From a user’s perspective: we would submit transactions immediately, and we know that they are included, but we must wait to be certain of the outcome of that transaction. As shards finalize, we get progressively more information about state, but cannot be entirely sure until all shards have reached finality. Similar to encumbrances, users may in some cases be certain of the outcome of a transaction in advance of the chain and act accordingly.

Conclusion & Engineering Direction

ETH2.0 will be a completely different system from Ethereum. They will both exist in parallel for years and have widely different feature sets.
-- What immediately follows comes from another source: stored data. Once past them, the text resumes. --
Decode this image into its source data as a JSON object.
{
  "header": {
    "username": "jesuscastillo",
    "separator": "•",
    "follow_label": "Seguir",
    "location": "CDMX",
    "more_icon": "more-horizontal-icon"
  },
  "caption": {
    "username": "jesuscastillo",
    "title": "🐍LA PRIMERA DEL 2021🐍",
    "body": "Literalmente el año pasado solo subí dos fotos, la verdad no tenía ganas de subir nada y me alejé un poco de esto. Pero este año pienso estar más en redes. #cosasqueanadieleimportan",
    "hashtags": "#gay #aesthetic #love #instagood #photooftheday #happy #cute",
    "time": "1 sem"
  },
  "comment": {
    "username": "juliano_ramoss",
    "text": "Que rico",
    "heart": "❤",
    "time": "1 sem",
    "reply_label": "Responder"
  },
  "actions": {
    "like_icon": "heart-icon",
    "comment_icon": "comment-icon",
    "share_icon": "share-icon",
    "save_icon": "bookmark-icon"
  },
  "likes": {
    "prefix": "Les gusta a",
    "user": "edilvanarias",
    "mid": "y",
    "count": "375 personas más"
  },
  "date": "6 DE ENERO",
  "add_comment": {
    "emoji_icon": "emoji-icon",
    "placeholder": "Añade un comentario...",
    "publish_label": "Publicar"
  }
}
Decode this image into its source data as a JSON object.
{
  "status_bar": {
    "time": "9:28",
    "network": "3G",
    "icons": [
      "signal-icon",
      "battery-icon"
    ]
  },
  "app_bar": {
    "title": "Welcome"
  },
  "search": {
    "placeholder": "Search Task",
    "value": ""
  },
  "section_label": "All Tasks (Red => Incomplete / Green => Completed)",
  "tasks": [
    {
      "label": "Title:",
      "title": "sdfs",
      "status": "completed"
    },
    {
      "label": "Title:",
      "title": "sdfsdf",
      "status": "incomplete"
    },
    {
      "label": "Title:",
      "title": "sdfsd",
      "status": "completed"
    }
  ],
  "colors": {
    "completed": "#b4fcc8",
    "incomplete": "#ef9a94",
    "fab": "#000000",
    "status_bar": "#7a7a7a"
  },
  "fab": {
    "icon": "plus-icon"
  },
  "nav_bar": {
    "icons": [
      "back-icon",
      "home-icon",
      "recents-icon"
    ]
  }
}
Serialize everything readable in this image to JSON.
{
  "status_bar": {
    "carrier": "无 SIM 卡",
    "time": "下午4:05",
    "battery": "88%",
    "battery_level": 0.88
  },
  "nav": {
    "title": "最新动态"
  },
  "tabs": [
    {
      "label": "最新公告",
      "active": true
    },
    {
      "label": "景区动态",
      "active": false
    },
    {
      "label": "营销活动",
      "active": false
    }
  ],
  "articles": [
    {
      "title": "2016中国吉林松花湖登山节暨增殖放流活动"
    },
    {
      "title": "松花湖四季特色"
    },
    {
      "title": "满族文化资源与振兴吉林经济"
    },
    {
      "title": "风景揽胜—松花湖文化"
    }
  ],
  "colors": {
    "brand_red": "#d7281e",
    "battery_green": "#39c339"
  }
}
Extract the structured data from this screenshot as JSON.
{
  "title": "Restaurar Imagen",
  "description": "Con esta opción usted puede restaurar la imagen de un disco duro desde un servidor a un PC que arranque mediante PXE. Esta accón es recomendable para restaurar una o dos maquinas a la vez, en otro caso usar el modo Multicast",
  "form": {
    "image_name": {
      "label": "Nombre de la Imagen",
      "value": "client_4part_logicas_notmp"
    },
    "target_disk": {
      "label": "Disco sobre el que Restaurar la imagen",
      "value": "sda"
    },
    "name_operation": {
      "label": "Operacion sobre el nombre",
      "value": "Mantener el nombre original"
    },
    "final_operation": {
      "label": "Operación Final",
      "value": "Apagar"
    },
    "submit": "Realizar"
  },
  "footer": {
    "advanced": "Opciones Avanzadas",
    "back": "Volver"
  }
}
For the near future, expect a one-way peg from ETH to BETH. If you run an exchange or custody service, consider how you can support BETH custodial trading and staking for your users before it is transferable on-chain. For the longer term, consider how your smart contracts will adapt to shards with and without cross-shard communication. Above all, keep tabs on the research and development process. ETH2.0 is a complex and evolving system. All dapp engineers need a clear understanding of ETH2.0 plans and progress.